3. Let Them Bring Their Own Technology I'm not sure if you got the memo, but there has been a transformation in technology over the last few years - BYOT (Bring Your Own Technology). Instead of companies dictating which laptops, smartphones, or other devices workers should use, individuals are simply bringing their own technology to work. The initial response by many organizations is to resist the trend. It takes away the relative uniformity, and seems to create chaos when it comes to managing and supporting the environment. However, these are devices that your workers are investing in whether you allow them or not. You can eliminate unnecessary costs for your business by simply inviting workers to use the devices they already own. You could also subsidize split the costs -- a win-win. Aside from cost, BYOT can also boost productivity. These are the platforms and technologies they feel most comfortable with, which is why they invested their own hard-earned money in them. Letting them use them at work rather than forcing them to use something they don't like will make happier, more productive users.
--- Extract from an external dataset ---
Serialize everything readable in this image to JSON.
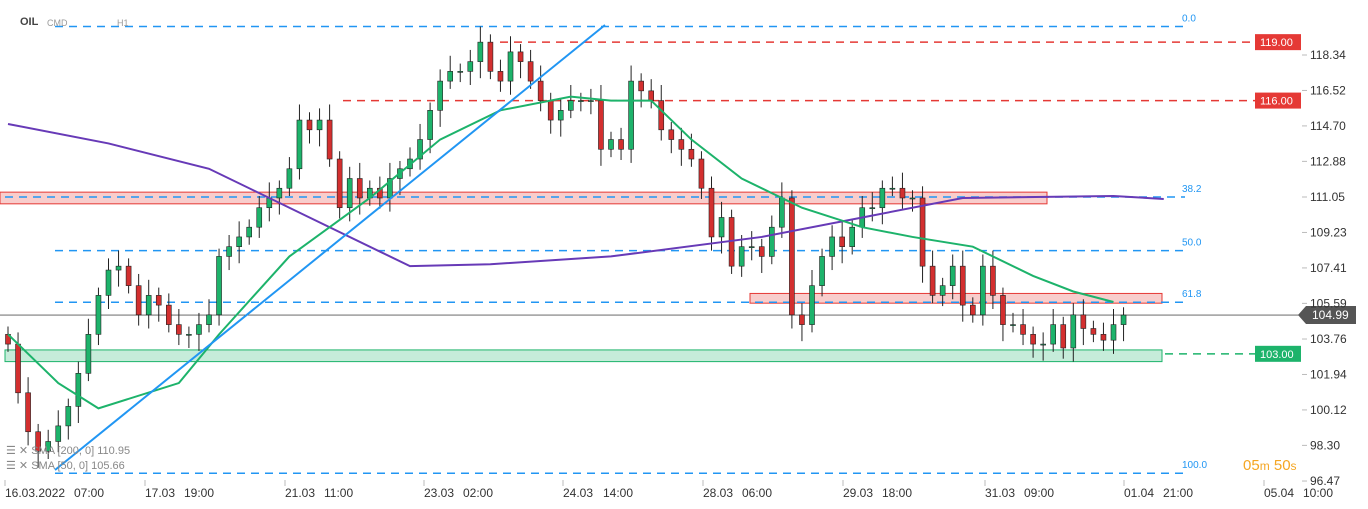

4. Secure Mobile Devices Of course, if you let everyone bring their own laptops, smartphones, and tablets in to work, or connect remotely to company servers and resources, you also need some way to enforce basic security policies, and protect any company data those gadgets might contain. There are cross-platform mobile security tools available to help monitor and maintain security across diverse gadgets and devices. At the very least, you should have a written policy defining basic security requirements. You should also make sure your workers understand the security controls available on the devices they use, and that they take advantage of the protection they already have.
5. Protect Your Data Data breaches seem like a daily occurrence. While some are complex, precision attacks, most are crimes of opportunity. Actually, the reality is that human error and negligence are much more to blame for putting sensitive data at risk than any outside attackers. You should have tools in place on your network that monitor outbound communications to prevent confidential or sensitive data from being leaked -- whether intentional or inadvertent. If nothing else, you need to ensure that all of your sensitive data is encrypted so that it is protected from unauthorized access even if the laptop, smartphone, or tablet it is housed on ends up lost or stolen.